Low-dose
mineralocorticoid receptor antagonists reduce morbidity and mortality in patients with
heart failure and
myocardial infarction, despite normal plasma
aldosterone levels. Since apoptosis plays an important role in
heart failure and postinfarction
left ventricular remodeling, we examined whether low-dose
mineralocorticoid receptor antagonists modulate cardiomyocyte death by regulating the apoptosis repressor
protein apoptosis repressor with caspase recruitment domain to lessen the extent of apoptosis. Hearts from adult male Sprague-Dawley rats were subjected to regional
ischemia followed by reperfusion ex vivo, with
mineralocorticoid receptor antagonists added to perfusates before
ischemia. Low-dose
spironolactone (10 nmol/L) or
eplerenone (100 nmol/L) significantly reduced
infarct size.
Spironolactone also prevented cleavage of the apoptotic
chromatin condensation inducer in the nucleus and of the
inhibitor of caspase-activated DNAse induced by
ischemia-reperfusion, thereby abolishing
chromatin condensation and internucleosomal cleavage.
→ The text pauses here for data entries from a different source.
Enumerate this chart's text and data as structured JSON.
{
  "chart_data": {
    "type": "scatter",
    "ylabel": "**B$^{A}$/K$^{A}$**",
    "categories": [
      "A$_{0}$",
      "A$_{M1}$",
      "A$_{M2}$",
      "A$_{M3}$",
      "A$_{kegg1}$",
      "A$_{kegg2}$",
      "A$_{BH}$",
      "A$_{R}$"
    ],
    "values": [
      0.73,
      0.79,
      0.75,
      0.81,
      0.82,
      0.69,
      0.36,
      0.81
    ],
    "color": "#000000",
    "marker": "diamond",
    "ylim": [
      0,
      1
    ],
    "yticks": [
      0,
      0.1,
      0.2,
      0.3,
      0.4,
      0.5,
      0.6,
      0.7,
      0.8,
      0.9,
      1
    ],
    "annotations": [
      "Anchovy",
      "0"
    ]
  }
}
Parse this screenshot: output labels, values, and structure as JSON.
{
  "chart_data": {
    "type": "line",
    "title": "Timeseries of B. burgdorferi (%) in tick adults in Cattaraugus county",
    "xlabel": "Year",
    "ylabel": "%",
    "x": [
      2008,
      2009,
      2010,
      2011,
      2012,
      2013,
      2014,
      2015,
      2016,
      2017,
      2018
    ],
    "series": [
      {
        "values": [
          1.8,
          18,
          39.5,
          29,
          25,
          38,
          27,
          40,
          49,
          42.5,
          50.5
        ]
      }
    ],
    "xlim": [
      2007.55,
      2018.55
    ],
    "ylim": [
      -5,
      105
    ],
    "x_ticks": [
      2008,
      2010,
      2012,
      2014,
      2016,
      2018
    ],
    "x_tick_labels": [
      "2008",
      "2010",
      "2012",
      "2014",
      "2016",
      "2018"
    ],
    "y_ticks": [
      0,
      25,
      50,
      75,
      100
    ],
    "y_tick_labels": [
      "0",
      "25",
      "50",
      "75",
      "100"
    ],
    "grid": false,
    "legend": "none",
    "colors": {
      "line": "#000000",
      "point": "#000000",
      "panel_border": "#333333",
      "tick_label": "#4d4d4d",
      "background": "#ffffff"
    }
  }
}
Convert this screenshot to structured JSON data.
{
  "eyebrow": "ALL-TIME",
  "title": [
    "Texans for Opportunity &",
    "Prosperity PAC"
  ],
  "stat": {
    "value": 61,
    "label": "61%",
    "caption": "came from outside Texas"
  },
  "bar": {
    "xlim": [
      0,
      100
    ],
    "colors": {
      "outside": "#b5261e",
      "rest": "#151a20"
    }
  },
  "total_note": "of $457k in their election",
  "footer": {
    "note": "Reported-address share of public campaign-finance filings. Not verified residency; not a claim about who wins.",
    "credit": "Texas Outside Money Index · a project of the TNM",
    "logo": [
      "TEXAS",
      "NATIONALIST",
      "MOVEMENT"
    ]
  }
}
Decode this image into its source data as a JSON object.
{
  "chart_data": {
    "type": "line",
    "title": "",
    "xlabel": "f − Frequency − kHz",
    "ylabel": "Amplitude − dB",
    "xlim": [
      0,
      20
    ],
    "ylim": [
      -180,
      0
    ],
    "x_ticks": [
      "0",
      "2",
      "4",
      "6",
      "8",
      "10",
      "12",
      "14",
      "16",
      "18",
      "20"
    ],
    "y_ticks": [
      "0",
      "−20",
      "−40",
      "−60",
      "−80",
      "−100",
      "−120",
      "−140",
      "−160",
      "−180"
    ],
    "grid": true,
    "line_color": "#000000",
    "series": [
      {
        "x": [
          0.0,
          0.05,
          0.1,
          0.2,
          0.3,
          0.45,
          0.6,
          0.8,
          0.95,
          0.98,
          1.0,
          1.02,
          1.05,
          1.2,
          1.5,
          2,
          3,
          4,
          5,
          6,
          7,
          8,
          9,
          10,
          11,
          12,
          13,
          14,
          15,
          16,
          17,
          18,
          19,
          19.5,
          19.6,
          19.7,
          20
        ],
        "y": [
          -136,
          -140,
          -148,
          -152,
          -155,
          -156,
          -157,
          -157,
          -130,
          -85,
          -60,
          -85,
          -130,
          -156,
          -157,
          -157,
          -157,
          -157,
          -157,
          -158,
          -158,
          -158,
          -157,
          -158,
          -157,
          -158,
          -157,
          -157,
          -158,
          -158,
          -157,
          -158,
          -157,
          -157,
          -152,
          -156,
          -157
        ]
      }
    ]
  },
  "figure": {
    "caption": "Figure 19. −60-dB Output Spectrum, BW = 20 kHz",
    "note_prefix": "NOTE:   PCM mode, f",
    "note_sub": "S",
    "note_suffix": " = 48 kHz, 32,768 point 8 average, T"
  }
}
Ischemia-reperfusion-induced activation of
caspases 2, 3, and 9, but not
caspase 8, was prevented by
spironolactone, suggesting targeted regulation of the intrinsic pathway. Low-dose
spironolactone and
eplerenone prevented loss of the apoptosis repressor with the caspase recruitment domain and reduced myocyte death. In H9c2 cells,
mineralocorticoid receptor activation by
aldosterone resulted in apoptosis repressor with caspase recruitment domain degradation and enhanced apoptosis; these actions were prevented by coadministration of
spironolactone. Using a triple
lysine mutant we identified that
aldosterone enhances posttranscriptional degradation of the apoptosis repressor with a caspase recruitment domain via the
ubiquitin-proteasomal pathway. Our data demonstrate that low-dose
mineralocorticoid receptor antagonists reduce
infarct size and apoptosis in the reperfused myocardium by preventing the apoptosis repressor with caspase recruitment domain degradation.